Data Structures & Algorithms
A complete guide to DSA — from arrays and linked lists to trees, graphs, sorting, and dynamic programming.
Data Structures & Algorithms
Data structures and algorithms are the foundation of computer science. Every program you write uses them — whether you realize it or not. Understanding them makes you a better programmer in any language, helps you write faster code, and is essential for technical interviews.
This section is language-agnostic. The concepts apply everywhere. All code examples are written in Python.
What is a data structure?
A data structure is a way of organizing and storing data so it can be accessed and modified efficiently. Different structures are designed for different kinds of problems.
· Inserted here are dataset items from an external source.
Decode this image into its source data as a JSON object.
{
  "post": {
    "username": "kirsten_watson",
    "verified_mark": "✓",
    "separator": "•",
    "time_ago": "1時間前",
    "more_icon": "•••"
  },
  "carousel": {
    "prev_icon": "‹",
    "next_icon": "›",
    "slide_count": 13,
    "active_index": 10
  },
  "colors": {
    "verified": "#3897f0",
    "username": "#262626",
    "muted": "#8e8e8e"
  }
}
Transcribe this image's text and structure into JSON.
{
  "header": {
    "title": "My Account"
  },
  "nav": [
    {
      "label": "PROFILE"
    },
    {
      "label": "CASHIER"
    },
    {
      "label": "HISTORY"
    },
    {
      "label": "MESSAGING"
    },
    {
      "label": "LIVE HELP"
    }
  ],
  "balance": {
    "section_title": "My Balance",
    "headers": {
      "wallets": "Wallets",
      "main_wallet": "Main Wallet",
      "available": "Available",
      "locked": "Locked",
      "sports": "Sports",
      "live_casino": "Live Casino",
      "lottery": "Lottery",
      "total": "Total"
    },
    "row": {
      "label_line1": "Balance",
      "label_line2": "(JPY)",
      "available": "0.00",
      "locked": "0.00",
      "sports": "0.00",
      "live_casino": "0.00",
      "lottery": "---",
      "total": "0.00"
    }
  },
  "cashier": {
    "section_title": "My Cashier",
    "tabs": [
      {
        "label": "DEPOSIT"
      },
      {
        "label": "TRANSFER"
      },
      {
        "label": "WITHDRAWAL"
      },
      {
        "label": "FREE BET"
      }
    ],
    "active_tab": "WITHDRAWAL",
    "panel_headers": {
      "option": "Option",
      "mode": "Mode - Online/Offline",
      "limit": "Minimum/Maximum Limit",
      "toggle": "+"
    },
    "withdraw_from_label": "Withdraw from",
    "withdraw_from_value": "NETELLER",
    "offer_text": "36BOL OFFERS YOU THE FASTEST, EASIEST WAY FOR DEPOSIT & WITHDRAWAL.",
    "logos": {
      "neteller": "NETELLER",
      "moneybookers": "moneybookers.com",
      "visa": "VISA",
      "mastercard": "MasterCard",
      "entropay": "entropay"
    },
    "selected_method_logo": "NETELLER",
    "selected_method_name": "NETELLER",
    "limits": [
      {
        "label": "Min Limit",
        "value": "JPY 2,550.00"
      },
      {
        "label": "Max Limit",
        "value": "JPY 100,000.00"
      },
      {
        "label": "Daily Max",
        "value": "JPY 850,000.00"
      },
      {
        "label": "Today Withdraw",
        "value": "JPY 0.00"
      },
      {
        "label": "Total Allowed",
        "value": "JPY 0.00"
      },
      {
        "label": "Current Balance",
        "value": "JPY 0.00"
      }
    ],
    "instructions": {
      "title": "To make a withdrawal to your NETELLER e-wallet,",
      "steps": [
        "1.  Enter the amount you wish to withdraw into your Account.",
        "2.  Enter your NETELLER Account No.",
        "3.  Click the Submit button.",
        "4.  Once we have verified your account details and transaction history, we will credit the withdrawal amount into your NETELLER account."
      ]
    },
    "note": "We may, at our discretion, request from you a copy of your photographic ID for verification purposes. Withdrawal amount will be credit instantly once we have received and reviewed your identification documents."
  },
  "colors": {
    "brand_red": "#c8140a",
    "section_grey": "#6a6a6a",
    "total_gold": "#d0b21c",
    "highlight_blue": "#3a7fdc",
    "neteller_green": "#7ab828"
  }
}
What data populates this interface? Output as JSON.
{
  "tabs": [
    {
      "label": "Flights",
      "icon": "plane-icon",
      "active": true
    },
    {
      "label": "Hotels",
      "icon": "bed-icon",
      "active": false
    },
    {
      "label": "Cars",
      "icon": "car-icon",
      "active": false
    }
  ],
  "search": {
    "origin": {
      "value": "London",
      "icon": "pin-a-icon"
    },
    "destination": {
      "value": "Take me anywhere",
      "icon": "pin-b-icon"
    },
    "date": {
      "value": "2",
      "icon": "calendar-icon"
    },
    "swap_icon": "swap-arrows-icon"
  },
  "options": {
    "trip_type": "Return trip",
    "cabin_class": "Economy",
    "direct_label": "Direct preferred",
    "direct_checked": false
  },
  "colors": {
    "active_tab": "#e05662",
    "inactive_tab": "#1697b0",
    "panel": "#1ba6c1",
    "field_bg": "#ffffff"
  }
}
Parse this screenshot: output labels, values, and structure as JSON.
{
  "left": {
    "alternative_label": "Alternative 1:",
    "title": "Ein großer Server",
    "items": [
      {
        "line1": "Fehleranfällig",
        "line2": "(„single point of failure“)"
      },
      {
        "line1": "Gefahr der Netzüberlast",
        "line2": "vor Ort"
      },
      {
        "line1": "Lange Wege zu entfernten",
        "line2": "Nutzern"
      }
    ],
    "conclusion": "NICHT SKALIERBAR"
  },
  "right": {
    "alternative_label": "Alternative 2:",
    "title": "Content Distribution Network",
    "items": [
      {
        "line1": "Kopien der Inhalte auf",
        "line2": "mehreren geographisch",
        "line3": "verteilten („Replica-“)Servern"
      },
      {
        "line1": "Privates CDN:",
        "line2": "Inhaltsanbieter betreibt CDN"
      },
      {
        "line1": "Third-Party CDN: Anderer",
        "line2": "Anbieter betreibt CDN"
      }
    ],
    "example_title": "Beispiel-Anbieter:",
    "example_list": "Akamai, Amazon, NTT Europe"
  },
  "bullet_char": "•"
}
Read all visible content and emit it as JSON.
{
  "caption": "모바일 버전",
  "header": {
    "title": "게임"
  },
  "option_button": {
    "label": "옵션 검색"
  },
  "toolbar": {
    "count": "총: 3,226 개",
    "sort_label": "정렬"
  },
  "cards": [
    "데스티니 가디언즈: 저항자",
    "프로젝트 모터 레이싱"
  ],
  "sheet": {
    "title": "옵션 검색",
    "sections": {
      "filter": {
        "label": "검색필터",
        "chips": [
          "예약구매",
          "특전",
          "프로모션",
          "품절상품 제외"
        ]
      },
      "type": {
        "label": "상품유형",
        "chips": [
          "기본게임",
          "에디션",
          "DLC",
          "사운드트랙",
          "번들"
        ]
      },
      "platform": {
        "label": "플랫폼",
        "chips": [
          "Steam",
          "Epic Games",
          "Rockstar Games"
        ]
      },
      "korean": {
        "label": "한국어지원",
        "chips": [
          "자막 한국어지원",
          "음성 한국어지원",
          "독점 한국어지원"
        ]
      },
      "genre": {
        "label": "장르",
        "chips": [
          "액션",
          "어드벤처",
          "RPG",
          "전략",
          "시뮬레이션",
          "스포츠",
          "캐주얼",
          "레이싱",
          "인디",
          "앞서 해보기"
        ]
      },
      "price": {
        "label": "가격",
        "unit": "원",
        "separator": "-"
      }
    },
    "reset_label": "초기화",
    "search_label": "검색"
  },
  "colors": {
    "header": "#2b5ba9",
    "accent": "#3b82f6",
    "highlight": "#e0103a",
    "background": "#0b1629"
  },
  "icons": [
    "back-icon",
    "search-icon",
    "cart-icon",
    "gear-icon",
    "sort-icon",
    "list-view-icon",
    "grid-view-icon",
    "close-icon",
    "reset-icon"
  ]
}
Choosing the wrong data structure can turn a fast program into a slow one. Choosing the right one can make an impossible problem trivial.
What is an algorithm?
An algorithm is a step-by-step process for solving a problem. The same problem can be solved by many different algorithms — with dramatically different speeds and memory usage.
How to measure performance — Big O
Before diving in, one concept appears everywhere: Big O notation. It describes how the performance of an algorithm scales as the input grows.
| Notation | Name | Example |
|---|---|---|
| O(1) | Constant | Access array by index |
| O(log n) | Logarithmic | Binary search |
| O(n) | Linear | Loop through array |
| O(n log n) | Linearithmic | Merge sort |
| O(n²) | Quadratic | Nested loops |
| O(2ⁿ) | Exponential | Recursive Fibonacci |
A program that takes O(1) time for 1 element still takes O(1) time for 1,000,000 elements. A program that takes O(n²) time for 10 elements takes 100x longer for 100 elements.
What is covered
Arrays
The foundation of everything. Sliding window, two pointers, prefix sum — patterns that appear in almost every interview.
Linked Lists
Nodes connected by pointers. Singly linked, doubly linked, fast and slow pointer technique.
Stacks & Queues
LIFO and FIFO structures. Monotonic stack — one of the most powerful interview patterns.
Trees
Hierarchical structures. Binary trees, BST, heap, and all four traversal orders.
Graphs
Nodes and edges. BFS, DFS, shortest path algorithms — Dijkstra and Bellman-Ford.
Sorting
Bubble, selection, insertion, merge, quick sort — visualized and explained with complexity analysis.
Searching
Linear search, binary search, search in rotated sorted array.
Recursion
Base cases, recursive cases, backtracking, divide and conquer.
Dynamic Programming
Memoization, tabulation, and classic problems — Fibonacci, knapsack, longest common subsequence.
How to use this section
Each topic starts with an introduction — what it is, a real-world analogy, and a visual. Then individual files cover specific techniques and patterns with animated walkthroughs showing exactly how the algorithm runs step by step.
Do not rush. Spend time on arrays and recursion before moving to trees and dynamic programming. The later topics build on the earlier ones.